An estimated 400,000 asylum seekers have arrived in Greece in 2015. Frontex, the EU border control agency, believes at least 600,000 migrants have crossed the EU external borders in 2015. It is believed that more than 2,500 drowned trying to reach Europe.

Luxembourg’s Foreign Minister Jean Asselborn has stated this week that “the control of external borders, immigration generally, and returns — it’s all a package. We have to get to work on it.” On Thursday, Asselborn will chair a meeting European interior ministers to deal with the crisis.

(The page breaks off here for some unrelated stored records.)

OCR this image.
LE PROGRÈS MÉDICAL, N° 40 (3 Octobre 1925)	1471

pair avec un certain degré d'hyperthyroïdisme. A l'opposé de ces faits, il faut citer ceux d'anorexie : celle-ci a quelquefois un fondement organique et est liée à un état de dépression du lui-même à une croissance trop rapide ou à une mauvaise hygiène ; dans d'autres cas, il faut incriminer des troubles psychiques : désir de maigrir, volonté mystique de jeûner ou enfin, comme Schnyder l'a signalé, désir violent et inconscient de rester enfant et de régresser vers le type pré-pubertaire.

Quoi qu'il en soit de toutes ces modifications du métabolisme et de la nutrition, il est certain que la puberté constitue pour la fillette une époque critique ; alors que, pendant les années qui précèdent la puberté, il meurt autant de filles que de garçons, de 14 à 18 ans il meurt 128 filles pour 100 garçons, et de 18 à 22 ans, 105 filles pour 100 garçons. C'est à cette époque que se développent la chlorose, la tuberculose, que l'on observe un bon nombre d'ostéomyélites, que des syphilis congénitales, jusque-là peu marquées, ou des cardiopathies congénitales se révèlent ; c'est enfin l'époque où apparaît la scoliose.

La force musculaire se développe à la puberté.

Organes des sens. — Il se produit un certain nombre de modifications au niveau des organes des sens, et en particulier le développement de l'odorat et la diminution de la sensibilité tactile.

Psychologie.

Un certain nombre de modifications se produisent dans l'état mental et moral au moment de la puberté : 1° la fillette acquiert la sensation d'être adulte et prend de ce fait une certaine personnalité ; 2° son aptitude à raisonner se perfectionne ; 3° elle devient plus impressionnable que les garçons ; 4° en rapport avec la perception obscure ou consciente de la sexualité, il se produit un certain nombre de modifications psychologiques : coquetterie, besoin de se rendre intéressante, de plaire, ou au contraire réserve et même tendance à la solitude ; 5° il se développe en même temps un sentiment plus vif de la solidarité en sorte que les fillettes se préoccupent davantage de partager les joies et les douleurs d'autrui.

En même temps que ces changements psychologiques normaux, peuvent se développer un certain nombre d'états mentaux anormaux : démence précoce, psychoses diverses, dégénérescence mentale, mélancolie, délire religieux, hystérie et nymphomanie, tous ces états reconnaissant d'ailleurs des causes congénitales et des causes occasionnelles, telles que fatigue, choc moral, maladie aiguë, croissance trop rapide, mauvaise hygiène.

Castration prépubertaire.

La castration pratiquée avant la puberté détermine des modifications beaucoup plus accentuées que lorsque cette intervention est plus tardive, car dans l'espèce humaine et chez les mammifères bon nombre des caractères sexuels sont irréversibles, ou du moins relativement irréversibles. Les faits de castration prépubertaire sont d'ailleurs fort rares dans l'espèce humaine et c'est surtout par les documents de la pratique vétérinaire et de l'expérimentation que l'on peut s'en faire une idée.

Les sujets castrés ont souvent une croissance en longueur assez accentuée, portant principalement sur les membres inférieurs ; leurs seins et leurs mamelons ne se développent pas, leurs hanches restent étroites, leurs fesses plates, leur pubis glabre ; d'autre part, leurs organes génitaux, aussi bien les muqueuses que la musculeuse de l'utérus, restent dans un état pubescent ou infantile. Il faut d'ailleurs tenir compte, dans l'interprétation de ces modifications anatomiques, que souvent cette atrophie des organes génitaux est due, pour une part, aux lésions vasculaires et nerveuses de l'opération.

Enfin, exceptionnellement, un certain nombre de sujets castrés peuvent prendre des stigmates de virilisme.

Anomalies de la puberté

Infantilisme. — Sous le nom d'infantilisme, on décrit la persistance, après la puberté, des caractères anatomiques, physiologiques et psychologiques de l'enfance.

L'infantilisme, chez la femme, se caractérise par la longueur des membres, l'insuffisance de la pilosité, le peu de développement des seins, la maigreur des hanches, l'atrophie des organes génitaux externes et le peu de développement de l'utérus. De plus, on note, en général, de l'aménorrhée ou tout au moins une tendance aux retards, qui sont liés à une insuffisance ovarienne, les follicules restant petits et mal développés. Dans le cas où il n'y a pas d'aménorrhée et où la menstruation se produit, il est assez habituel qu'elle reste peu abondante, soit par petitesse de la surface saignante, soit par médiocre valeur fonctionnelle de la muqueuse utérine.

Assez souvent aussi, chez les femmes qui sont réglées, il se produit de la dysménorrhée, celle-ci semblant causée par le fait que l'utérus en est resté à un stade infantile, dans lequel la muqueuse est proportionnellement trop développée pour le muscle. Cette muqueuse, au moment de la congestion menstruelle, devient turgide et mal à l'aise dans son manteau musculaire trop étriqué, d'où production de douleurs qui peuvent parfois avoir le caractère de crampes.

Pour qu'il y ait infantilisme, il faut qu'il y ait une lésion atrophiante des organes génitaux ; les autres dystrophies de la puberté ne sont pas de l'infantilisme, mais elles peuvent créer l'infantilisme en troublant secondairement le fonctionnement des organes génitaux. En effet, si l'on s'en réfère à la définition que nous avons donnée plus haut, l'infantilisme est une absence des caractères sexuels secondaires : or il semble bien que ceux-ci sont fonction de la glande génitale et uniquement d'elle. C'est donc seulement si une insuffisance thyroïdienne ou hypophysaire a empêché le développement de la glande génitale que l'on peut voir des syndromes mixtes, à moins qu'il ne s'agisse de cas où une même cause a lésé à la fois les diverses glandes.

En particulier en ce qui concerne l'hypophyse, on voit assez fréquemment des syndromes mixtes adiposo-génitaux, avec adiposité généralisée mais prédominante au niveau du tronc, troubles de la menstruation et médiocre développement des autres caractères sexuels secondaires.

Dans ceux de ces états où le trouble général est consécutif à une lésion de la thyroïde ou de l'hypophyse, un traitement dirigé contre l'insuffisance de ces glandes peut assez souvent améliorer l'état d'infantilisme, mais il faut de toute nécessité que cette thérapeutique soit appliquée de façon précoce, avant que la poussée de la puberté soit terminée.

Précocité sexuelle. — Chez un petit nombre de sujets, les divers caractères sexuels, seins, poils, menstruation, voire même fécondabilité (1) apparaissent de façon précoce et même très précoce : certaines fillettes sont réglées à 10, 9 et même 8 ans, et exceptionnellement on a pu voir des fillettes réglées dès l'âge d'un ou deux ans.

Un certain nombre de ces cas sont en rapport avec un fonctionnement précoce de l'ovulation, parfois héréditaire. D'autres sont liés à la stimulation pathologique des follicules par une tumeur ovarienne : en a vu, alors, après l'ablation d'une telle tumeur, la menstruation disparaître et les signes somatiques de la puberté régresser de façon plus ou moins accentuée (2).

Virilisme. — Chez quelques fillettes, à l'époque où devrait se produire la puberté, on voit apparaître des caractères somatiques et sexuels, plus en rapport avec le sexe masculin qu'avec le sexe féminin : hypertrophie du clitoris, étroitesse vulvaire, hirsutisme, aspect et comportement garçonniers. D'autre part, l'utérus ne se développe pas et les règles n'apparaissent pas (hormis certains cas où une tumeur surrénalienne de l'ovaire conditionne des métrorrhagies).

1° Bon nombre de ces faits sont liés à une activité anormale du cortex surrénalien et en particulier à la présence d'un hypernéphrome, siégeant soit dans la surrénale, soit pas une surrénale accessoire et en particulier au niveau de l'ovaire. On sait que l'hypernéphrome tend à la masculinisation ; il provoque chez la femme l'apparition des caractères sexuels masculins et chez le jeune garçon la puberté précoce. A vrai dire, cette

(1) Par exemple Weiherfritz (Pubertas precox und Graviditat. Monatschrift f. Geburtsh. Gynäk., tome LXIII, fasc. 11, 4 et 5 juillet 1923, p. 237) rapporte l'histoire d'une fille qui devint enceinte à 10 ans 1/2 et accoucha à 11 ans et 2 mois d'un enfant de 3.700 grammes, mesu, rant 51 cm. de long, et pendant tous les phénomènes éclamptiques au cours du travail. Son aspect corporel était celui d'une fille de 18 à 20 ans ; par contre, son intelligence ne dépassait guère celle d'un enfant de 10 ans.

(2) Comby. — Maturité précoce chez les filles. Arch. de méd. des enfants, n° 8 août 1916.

Chancellor Angela Merkel’s center-right bloc wants a limit on the number of refugees allowed into Germany. But the Chancellor has told the public broadcaster ARD on Wednesday that such limits would not be legal. As the head of a Christian party, Merkel insists she won’t “take part in a competition of who can be the least friendly to refugees.”

But Merkel recognizes that the Dublin regulations, which oblige the Mediterranean states—Greece and Italy—to manage the asylum applications, because the migrants first land on their soil. The Chancellor said those regulations were “obsolete.”